A second type of prohibited synthetic ABS includes a sponsor, purportedly marketing ABS as a good investment, transferring the risk of its investment in the assets underlying a securitization through a synthetic ABS because it developed a negative view of the assets. Importantly, the proposal notes that offsetting a long exposure to underlying assets does not qualify under the hedging exemption because what is being hedged is an existing exposure to assets underlying a completed securitization deal with ABS outstanding, as opposed to the risks of assets associated with (or arising out of) the underwriting of a securitization while it is still in the process of being structured and sold to investors. This example seems to prohibit the types of synthetic CDO transactions undertaken by commercial and investment banks that ultimately resulted in the risk of super senior tranches backed by subprime mortgage-backed securities being transferred to AIG (FCIC Report page 140).
The proposal also gives two examples of transactions involving a securitization participant purchasing CDS protection from an issuer that are not prohibited. One is where a securitization participant has accumulated a long cash or derivatives position in the underlying assets solely in anticipation of creating and selling a synthetic ABS. Another type of permitted synthetic ABS transaction is where a securitization participant that purchased a CDS from the issuer simultaneously sells offsetting protection to a market participant having no role in the ABS transactions (i.e., that had no role in selecting the securitization's assets).

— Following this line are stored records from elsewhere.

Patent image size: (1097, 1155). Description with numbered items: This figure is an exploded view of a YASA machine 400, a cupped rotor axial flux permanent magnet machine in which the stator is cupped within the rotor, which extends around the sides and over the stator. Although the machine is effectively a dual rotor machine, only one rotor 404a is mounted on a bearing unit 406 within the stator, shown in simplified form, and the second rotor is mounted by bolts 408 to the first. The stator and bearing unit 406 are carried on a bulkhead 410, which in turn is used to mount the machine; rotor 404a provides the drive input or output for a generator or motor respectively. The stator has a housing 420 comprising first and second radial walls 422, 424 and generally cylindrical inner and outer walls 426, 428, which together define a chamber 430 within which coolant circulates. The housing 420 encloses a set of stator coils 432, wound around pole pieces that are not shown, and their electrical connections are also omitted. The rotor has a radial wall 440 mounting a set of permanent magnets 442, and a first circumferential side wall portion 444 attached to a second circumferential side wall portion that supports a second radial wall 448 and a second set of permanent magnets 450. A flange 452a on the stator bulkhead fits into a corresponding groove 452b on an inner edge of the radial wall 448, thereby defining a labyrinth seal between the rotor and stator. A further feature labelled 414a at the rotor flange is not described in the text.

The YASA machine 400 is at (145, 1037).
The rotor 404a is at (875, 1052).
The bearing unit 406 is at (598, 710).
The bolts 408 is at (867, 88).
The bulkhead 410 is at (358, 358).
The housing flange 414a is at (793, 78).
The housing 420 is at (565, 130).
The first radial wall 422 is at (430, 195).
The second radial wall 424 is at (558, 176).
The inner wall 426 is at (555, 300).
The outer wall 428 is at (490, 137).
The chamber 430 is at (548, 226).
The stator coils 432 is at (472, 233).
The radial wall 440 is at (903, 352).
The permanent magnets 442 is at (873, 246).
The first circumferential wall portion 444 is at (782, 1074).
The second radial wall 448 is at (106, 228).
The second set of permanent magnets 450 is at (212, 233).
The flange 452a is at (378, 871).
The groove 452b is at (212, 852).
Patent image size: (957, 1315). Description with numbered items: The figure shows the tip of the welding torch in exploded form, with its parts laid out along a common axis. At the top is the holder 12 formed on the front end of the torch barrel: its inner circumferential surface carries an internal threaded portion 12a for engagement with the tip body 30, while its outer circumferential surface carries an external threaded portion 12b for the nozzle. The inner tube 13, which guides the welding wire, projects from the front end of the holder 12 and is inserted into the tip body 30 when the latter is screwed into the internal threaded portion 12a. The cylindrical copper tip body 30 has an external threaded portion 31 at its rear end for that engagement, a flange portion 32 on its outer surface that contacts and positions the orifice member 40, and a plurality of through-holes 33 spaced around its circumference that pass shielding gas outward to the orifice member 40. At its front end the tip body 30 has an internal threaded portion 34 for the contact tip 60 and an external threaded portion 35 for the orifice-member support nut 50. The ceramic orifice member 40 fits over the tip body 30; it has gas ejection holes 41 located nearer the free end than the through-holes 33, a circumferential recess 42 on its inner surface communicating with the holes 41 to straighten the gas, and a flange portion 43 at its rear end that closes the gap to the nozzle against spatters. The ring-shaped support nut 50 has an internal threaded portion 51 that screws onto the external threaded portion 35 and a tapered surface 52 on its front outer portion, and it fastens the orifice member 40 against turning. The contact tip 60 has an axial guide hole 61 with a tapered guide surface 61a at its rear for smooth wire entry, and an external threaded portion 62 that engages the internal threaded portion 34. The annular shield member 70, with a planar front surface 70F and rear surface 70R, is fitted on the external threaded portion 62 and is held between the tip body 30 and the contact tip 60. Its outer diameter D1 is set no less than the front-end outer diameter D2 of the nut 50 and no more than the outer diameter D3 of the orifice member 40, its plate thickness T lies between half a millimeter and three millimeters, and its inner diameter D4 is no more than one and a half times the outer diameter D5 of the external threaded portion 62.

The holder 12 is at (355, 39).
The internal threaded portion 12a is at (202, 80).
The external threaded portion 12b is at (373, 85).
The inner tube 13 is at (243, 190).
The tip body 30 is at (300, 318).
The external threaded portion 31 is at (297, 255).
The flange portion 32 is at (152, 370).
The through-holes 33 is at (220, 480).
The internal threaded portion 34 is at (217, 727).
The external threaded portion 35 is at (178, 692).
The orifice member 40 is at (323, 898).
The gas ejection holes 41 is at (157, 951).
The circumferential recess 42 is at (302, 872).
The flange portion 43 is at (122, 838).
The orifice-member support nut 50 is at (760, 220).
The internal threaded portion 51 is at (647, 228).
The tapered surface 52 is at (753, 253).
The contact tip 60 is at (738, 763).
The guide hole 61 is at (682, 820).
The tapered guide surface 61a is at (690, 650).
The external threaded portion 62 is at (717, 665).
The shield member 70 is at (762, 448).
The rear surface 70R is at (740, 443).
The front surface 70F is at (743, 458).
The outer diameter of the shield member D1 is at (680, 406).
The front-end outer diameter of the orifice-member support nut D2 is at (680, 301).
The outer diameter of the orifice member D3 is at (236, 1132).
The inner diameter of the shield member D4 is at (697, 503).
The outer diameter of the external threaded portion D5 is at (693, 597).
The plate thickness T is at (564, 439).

Placement Agents Facilitating Third Party Shorts
A final category of sample transaction involves a securitization placement agent benefiting from allowing a third party taking a short position in the ABS (third party short) to select the assets in a securitization. A third party short would likely be a hedge fund or other asset management firm seeking to select risky securitization assets to make the short position more valuable. The placement agent may directly facilitate the third party short's position and get paid a fee, or not facilitate the short position and only indirectly benefit by, for example, obtaining future business referred by the third party. Either way, the proposed rules prohibit such activities.
The proposal does, however, permit placement agents to allow third parties that purchased ABS to select the securitization's assets and take a short position. However, the proposal prohibits such a third party to purchase CDS on the ABS so that it would gain more from a decline in their value than it would lose on its long position. This rule would effectively prohibit "correlation trades" of the type undertaken by hedge fund Magnetar.
The SEC's proposed rule is open for a 90-day comment period. Given the proposal's length, complexity, and relevance to the future of U.S. capital markets, undoubtedly numerous market participants and their representatives will file comments in response to the SEC's request for them.